What about crates.io. Well, it should be a stand alone site as it is now, even though it should be tightly integrated with rustaceans.org 2.0. Think SSO. I would totally redesign crates.io. It’s not just that it doesn’t look remotely like any of the other existing Rustified silos, but there just seems to be too much data crammed onto a single page for each crate, and some of the most valuable information (that I use at least) for deciding on which crate to focus on, is actually right at the bottom of the page. The trend graph is one of the most important pieces of information when it comes to assessing project health yet, it is the last thing on the page, and it’s also too short a time period. Multiple versions (and repos!) trended on one graph can be useful, but a default view that shows the general repo health over a year would be better to assess the numbers over a longer term. Sometimes repos have a huge usage figures because they’ve been around for years, not because they’re the best current solution. Often a new repo will see massive immediate interest, but it’s hard to find them. There is no real trending on crates. Oh but there’s “Most Recent Downloaded”. Unfortunately that doesn’t mean it’s trending, it just means that was the most recent dependency added - unless I’m mistaken. I think the UX on crates.io could be massively improved. You could do well to find an experienced UX designer who’s willing to take on board ideas from GitHub, GitLab etc in the redesign.
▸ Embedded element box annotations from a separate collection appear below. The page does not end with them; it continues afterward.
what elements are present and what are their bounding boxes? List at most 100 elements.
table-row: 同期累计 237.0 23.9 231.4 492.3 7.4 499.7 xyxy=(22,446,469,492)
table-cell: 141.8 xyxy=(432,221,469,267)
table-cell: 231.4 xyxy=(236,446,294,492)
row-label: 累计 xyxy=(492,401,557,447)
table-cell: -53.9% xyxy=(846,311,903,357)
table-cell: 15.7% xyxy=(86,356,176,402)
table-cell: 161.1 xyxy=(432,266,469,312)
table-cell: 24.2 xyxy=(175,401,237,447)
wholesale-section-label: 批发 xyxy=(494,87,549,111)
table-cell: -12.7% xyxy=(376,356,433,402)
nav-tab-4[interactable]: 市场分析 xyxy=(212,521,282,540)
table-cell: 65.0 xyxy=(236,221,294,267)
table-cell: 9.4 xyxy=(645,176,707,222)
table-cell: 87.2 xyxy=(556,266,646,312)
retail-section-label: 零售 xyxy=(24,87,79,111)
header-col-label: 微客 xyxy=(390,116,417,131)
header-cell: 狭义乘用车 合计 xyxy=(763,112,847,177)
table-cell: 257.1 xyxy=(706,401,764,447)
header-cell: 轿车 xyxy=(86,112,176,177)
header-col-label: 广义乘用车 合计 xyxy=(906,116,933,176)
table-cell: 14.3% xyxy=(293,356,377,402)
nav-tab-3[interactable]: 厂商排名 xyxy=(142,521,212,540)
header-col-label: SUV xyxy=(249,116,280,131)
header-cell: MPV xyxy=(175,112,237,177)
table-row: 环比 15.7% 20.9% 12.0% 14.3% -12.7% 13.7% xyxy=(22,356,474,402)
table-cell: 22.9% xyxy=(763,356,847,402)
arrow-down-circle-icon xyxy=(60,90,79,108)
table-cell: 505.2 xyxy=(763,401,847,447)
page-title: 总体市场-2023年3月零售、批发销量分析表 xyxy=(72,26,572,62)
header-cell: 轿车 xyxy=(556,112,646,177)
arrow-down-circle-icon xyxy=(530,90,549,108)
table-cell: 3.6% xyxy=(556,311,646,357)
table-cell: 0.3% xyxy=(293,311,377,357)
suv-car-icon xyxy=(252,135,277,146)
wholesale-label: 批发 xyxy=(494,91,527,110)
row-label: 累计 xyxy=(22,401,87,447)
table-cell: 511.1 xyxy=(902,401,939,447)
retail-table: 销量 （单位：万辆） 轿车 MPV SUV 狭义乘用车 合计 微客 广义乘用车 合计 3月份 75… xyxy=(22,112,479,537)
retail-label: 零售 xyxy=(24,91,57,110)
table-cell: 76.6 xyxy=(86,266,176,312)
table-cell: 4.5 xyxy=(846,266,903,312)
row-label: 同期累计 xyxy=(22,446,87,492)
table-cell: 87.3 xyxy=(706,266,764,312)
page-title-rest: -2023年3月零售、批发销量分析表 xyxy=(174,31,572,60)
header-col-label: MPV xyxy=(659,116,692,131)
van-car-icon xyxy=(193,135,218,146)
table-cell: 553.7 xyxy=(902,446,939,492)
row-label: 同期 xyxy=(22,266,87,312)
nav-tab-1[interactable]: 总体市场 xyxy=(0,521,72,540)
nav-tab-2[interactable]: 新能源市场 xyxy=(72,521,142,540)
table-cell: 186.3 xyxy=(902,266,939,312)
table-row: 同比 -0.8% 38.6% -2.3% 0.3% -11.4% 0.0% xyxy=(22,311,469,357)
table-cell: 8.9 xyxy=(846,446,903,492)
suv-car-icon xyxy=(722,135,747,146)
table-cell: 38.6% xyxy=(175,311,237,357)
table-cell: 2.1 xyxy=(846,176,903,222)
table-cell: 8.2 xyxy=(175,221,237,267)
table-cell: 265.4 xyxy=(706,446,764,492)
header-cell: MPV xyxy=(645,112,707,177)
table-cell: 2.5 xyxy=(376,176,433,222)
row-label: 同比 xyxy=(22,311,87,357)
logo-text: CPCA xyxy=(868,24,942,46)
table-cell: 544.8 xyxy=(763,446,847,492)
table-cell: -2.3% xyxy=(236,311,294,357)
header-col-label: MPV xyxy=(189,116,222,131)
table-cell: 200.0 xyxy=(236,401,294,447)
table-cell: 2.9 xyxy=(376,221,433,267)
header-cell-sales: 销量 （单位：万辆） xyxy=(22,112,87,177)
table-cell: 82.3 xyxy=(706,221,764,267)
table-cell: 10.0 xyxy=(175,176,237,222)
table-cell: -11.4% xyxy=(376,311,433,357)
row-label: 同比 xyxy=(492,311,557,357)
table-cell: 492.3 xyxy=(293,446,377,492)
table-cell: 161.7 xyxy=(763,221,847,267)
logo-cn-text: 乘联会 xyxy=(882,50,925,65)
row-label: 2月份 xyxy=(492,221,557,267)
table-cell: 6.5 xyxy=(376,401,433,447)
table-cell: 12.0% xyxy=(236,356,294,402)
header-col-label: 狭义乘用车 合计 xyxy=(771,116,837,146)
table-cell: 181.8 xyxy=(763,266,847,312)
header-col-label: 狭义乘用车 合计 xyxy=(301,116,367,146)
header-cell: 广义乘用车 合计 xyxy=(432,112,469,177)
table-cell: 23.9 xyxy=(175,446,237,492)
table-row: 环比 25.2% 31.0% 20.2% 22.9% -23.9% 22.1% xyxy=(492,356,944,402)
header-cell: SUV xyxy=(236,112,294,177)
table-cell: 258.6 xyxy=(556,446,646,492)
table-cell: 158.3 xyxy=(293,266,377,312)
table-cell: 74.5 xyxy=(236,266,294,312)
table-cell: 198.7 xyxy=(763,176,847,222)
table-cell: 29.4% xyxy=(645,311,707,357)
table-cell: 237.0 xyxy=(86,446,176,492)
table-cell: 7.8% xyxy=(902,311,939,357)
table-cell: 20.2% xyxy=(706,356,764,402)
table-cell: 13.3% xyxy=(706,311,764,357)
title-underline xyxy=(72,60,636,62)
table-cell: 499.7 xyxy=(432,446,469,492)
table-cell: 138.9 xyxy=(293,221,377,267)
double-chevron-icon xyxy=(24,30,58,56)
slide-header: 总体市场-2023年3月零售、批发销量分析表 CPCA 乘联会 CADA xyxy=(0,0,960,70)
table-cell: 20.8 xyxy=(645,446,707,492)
I’m guessing 99% of the crates repos are hosted on GitHub. For those that are, you could make incredibly good use of the GitHub API to pull that user interaction into crates.io (more than currently exists) and Rustaceans.org 2.0. It’s incredibly featureful. Even for code snippets as Gists. Discussions around issues for repos on GitHub could be had right inside what we now see as the Rust Users forum if it were a custom built social network. The project governance, team structure, release schedule, blogs, Crate of the Week, crates.io/GitHub metrics, issues/tickets, discussions, could all be built into this Rustaceans.org social network.
If you designed it correctly, you could probably even release the GitHub integrated social network aspect as an open source solution itself for other projects to use to help build their communities, and then plug-in the crates.io aspect/data just for Rustaceans.org.
You could even plug Bitergia dashboard data into areas of interest within the Rustaceans social network. Rustaceans could get a much more visual experience of what is happening in the open source Rust community. Meet-up event data anyone?
Apply to use Atlassian software for free (for open-source projects) and you could even integrate JIRA issues into the social network too.
Where do you want the Rust Open Source community to be in 5 years. We could be the most enlightened and informed open source community on the planet!